During Friday’s meeting, lottery investigator Danny DiRienzo detailed the allegations, highlighting one Action 24/7 account that was opened with a $10 deposit and was immediately followed by 184 attempted deposits from seven different credit or debit cards bearing seven different names. DiRienzo said 124 of the deposits were successful.
“We’re talking tens of thousands of dollars,” DiRienzo told the TEL board members. “There was very little game play, meaning betting, and then multiple withdrawals out to an account to the player’s name.”
DiRienzo, who has extensive experience investigating gambling-related fraud and previously worked for the U.S. Secret Service, said the evidence was “100% typical of every credit card fraud case I’ve worked over the past 25 years.”
DiRienzo said Action 24/7 identified the potential violations March 9 but did not notify TEL until March 17. He expressed concern that the minimal internal controls that Action 24/7 represented itself as having before launching were not in place.
“The internal controls, in my opinion, based on the facts, are not in place to prevent future criminal conduct on this website,” DiRienzo added.
In February, the TEL disclosed that it had closed 74 betting accounts and canceled several bets on the Super Bowl due to alleged illegal activities at two of the state’s licensed sportsbooks.
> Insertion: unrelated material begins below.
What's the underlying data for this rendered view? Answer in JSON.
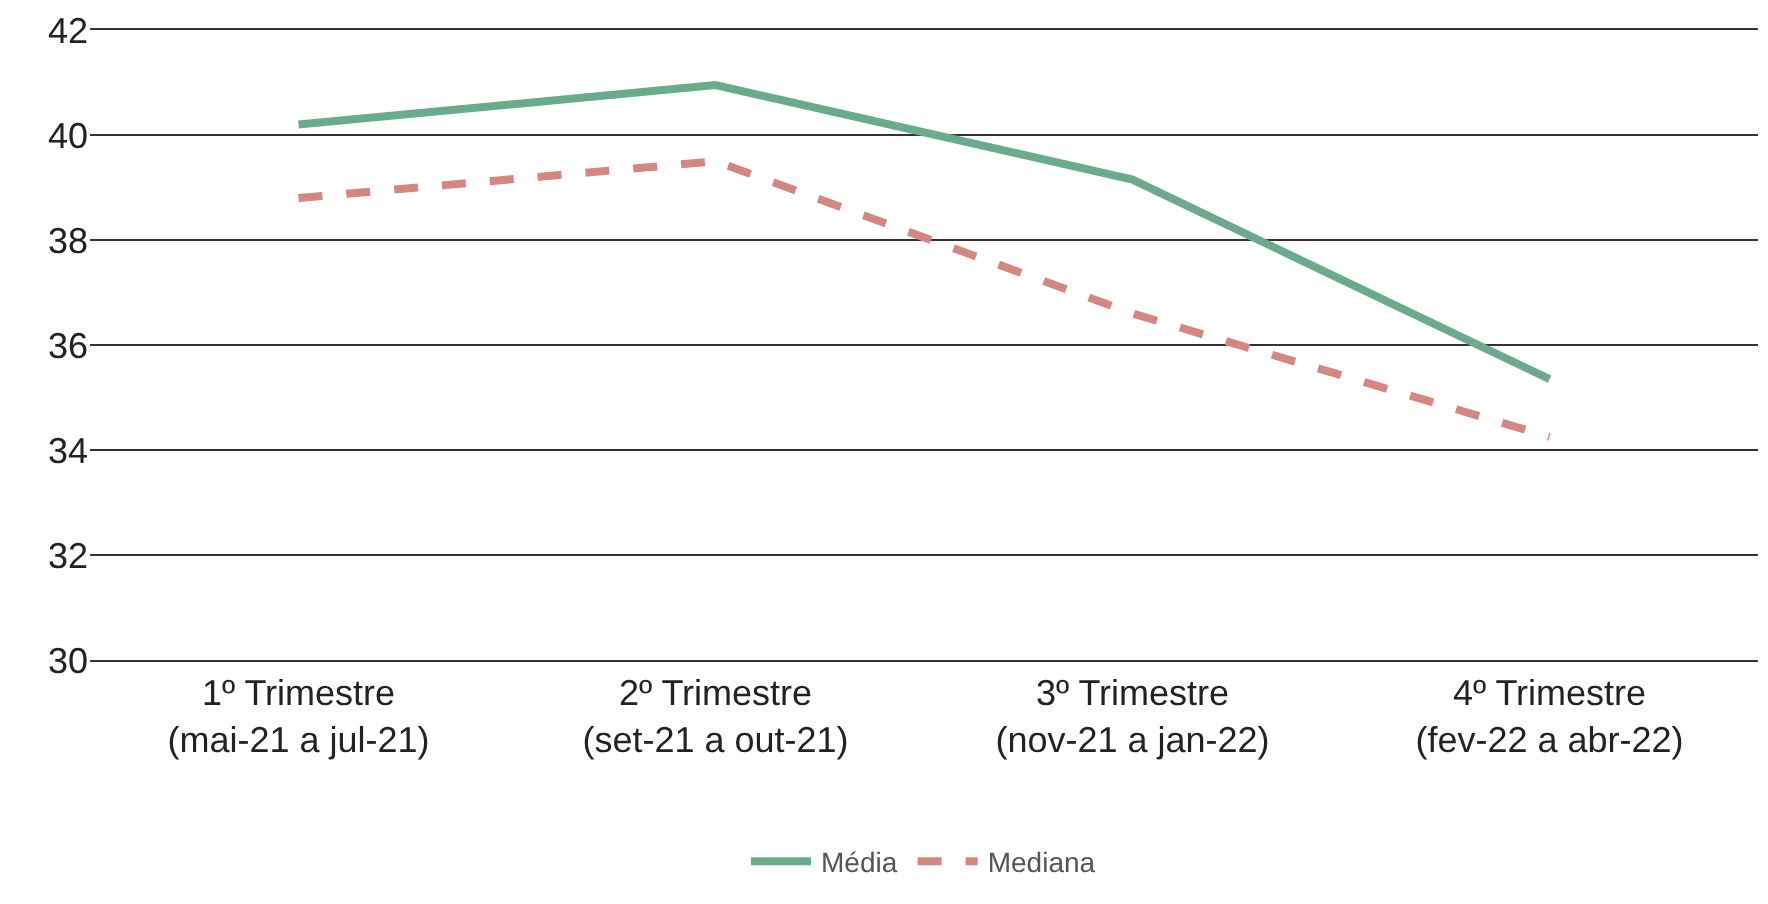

For the Super Bowl, Action 24/7, BetMGM, DraftKings and FanDuel were the only sportsbooks operating in Tennessee.
DiRienzo identified Action 24/7 as one of the sites where the alleged illegal bets on Super Bowl took place.
“Forty-five player accounts were opened; 41 of those, I believe, speaking from memory, were all out-of-state residents and all placed proxy bets through an individual in Tennessee on Action 24/7’s website to circumvent the geolocation requirements of being physically present in Tennessee, all in violation of the federal Wire Act,” DiRienzo said. “Hundreds of bets were placed leading up to the Super Bowl, including open Super Bowl bets that we ultimately cancelled. That individual that was responsible for that, who confessed to me that he in fact did that, was under contract with Tennessee Action 24/7.”
BetMGM has publicly stated that it is not under investigation in Tennessee. FanDuel and DraftKings have not offered comment on the investigation into the Super Bowl bets.